In June private services account for 82 percent of the supposed new jobs. The jobs are found mainly in non-tradable domestic services that pay little and cannot be exported to help to close the large US trade deficit.
Wholesale and retail trade account for 55,300 jobs. Do you believe sales are this strong when retailers are closing stores and when shopping malls are closing?
Insurance (most likely the paperwork of Obamacare) contributed 8,500 jobs.
As so few can purchase homes, “real estate rental and leasing” contributed 8,500 jobs.
Professional and business services contributed 67,000 jobs, but 57% of these jobs were in employment services, temporary help services, and services to buildings and dwellings.
That old standby, education and health services, accounted for 33,700 jobs consisting mainly of ambulatory health care services jobs and social assistance jobs of which three-quarters are in child day care services.
The other old standby, waitresses and bartenders, gave us 32,800 jobs, and amusements, gambling, and recreation gave us 3,500 jobs.
Local government, principally education, gave us 22,000 jobs.
So, where are the jobs for university graduates? They are practically non-existent. Think of all the MBAs, but June had only 2,300 jobs for management of companies and enterprises.
Think of the struggle to get into law and medical schools. There’s no job payoff. June had jobs for 1,200 in legal services, which includes receptionists and para-legals. Where are all the law school graduates finding jobs?
Offices of physicians (mainly people who fill out the mandated paperwork and comply with all the regulations, which have multiplied under ObamaCare) hired 4,000 people.

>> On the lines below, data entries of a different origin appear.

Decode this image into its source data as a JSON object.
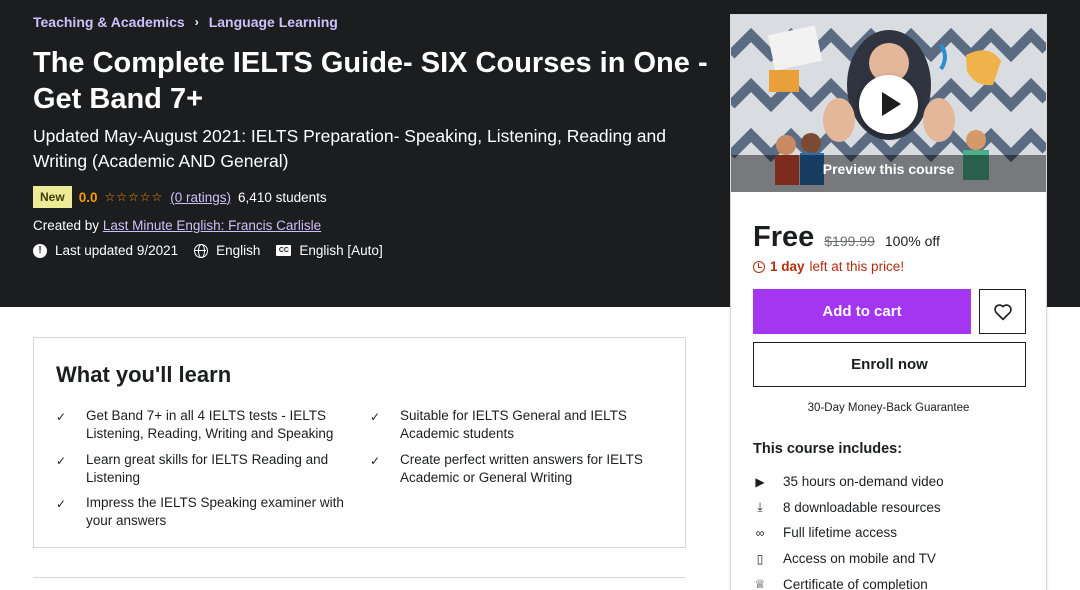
{
  "breadcrumb": {
    "items": [
      "Teaching & Academics",
      "Language Learning"
    ],
    "separator": "›"
  },
  "course": {
    "title": "The Complete IELTS Guide- SIX Courses in One - Get Band 7+",
    "subtitle": "Updated May-August 2021: IELTS Preparation- Speaking, Listening, Reading and Writing (Academic AND General)",
    "badge": "New",
    "rating": "0.0",
    "stars": "☆☆☆☆☆",
    "ratings_link": "(0 ratings)",
    "students": "6,410 students",
    "created_by_label": "Created by",
    "author": "Last Minute English: Francis Carlisle",
    "last_updated": "Last updated 9/2021",
    "language": "English",
    "captions": "English [Auto]"
  },
  "sidebar": {
    "preview_label": "Preview this course",
    "price": "Free",
    "original_price": "$199.99",
    "discount": "100% off",
    "timer_bold": "1 day",
    "timer_rest": "left at this price!",
    "add_to_cart": "Add to cart",
    "enroll": "Enroll now",
    "guarantee": "30-Day Money-Back Guarantee",
    "includes_title": "This course includes:",
    "includes": [
      {
        "icon": "video-icon",
        "glyph": "▶",
        "label": "35 hours on-demand video"
      },
      {
        "icon": "file-download-icon",
        "glyph": "⤓",
        "label": "8 downloadable resources"
      },
      {
        "icon": "infinity-icon",
        "glyph": "∞",
        "label": "Full lifetime access"
      },
      {
        "icon": "mobile-icon",
        "glyph": "▯",
        "label": "Access on mobile and TV"
      },
      {
        "icon": "trophy-icon",
        "glyph": "♕",
        "label": "Certificate of completion"
      }
    ]
  },
  "learn": {
    "title": "What you'll learn",
    "check": "✓",
    "left": [
      "Get Band 7+ in all 4 IELTS tests - IELTS Listening, Reading, Writing and Speaking",
      "Learn great skills for IELTS Reading and Listening",
      "Impress the IELTS Speaking examiner with your answers"
    ],
    "right": [
      "Suitable for IELTS General and IELTS Academic students",
      "Create perfect written answers for IELTS Academic or General Writing"
    ]
  },
  "colors": {
    "hero_bg": "#1c1d1f",
    "link_purple": "#cec0fc",
    "star_orange": "#f69c08",
    "cta_purple": "#a435f0",
    "timer_red": "#b32d0f"
  }
}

Outpatient care centers hired 700 people. Nursing care facilities hired 2,400 people. So where are the jobs for the medical school graduates?

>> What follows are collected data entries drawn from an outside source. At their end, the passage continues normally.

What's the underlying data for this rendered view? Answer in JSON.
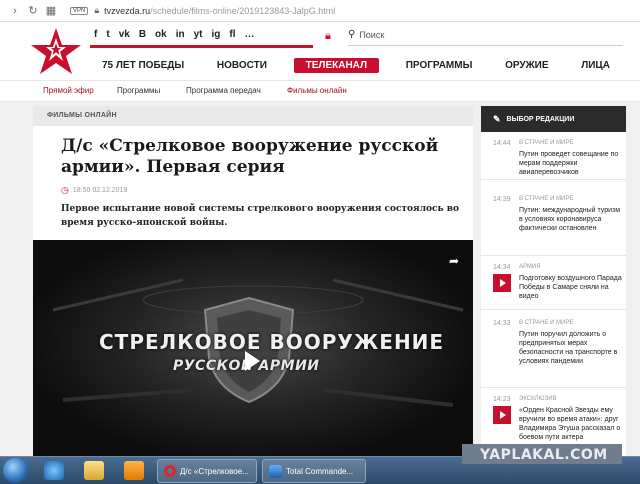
{
  "browser": {
    "vpn_label": "VPN",
    "url_host": "tvzvezda.ru",
    "url_path": "/schedule/films-online/2019123843-JalpG.html"
  },
  "header": {
    "socials": [
      "f",
      "t",
      "vk",
      "B",
      "ok",
      "in",
      "yt",
      "ig",
      "fl",
      "…"
    ],
    "search_placeholder": "Поиск",
    "nav": [
      "75 ЛЕТ ПОБЕДЫ",
      "НОВОСТИ",
      "ТЕЛЕКАНАЛ",
      "ПРОГРАММЫ",
      "ОРУЖИЕ",
      "ЛИЦА"
    ],
    "nav_active_index": 2
  },
  "subnav": [
    "Прямой эфир",
    "Программы",
    "Программа передач",
    "Фильмы онлайн"
  ],
  "article": {
    "section": "ФИЛЬМЫ ОНЛАЙН",
    "title": "Д/с «Стрелковое вооружение русской армии». Первая серия",
    "datetime": "18:50 02.12.2019",
    "lead": "Первое испытание новой системы стрелкового вооружения состоялось во время русско-японской войны.",
    "video_title_line1": "СТРЕЛКОВОЕ ВООРУЖЕНИЕ",
    "video_title_line2": "РУССКОЙ АРМИИ"
  },
  "sidebar": {
    "title": "ВЫБОР РЕДАКЦИИ",
    "news": [
      {
        "time": "14:44",
        "category": "В СТРАНЕ И МИРЕ",
        "text": "Путин проведет совещание по мерам поддержки авиаперевозчиков",
        "video": false
      },
      {
        "time": "14:39",
        "category": "В СТРАНЕ И МИРЕ",
        "text": "Путин: международный туризм в условиях коронавируса фактически остановлен",
        "video": false
      },
      {
        "time": "14:34",
        "category": "АРМИЯ",
        "text": "Подготовку воздушного Парада Победы в Самаре сняли на видео",
        "video": true
      },
      {
        "time": "14:33",
        "category": "В СТРАНЕ И МИРЕ",
        "text": "Путин поручил доложить о предпринятых мерах безопасности на транспорте в условиях пандемии",
        "video": false
      },
      {
        "time": "14:23",
        "category": "ЭКСКЛЮЗИВ",
        "text": "«Орден Красной Звезды ему вручили во время атаки»: друг Владимира Этуша рассказал о боевом пути актера",
        "video": true
      }
    ]
  },
  "taskbar": {
    "tasks": [
      "Д/с «Стрелковое...",
      "Total Commande..."
    ]
  },
  "watermark": "YAPLAKAL.COM",
  "colors": {
    "accent": "#c8102e",
    "dark": "#2b2b2b"
  }
}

Aside from all the exaggerations in the jobs numbers of which ShadowStats.com has informed us, just taking the jobs as reported, what kind of economy do these jobs indicate: a superpower whose pretensions are to exercise hegemony over the world or an economy in which opportunities are disappearing and incomes are falling?
Do you think that this jobs picture would be the same if the government in Washington cared about you instead of the mega-rich?
Some interesting numbers can be calculated from table A.9 in the BLS press release. John Williams advises that the BLS is inconsistent in the methods it uses to tabulate the data in table A.9 and that the data is also afflicted by seasonal adjustment problems. However, as the unemployment rate and payroll jobs are reported regardless of their problems, we can also report the BLS finding that in June 523,000 full-time jobs disappeared and 800,000 part time jobs appeared.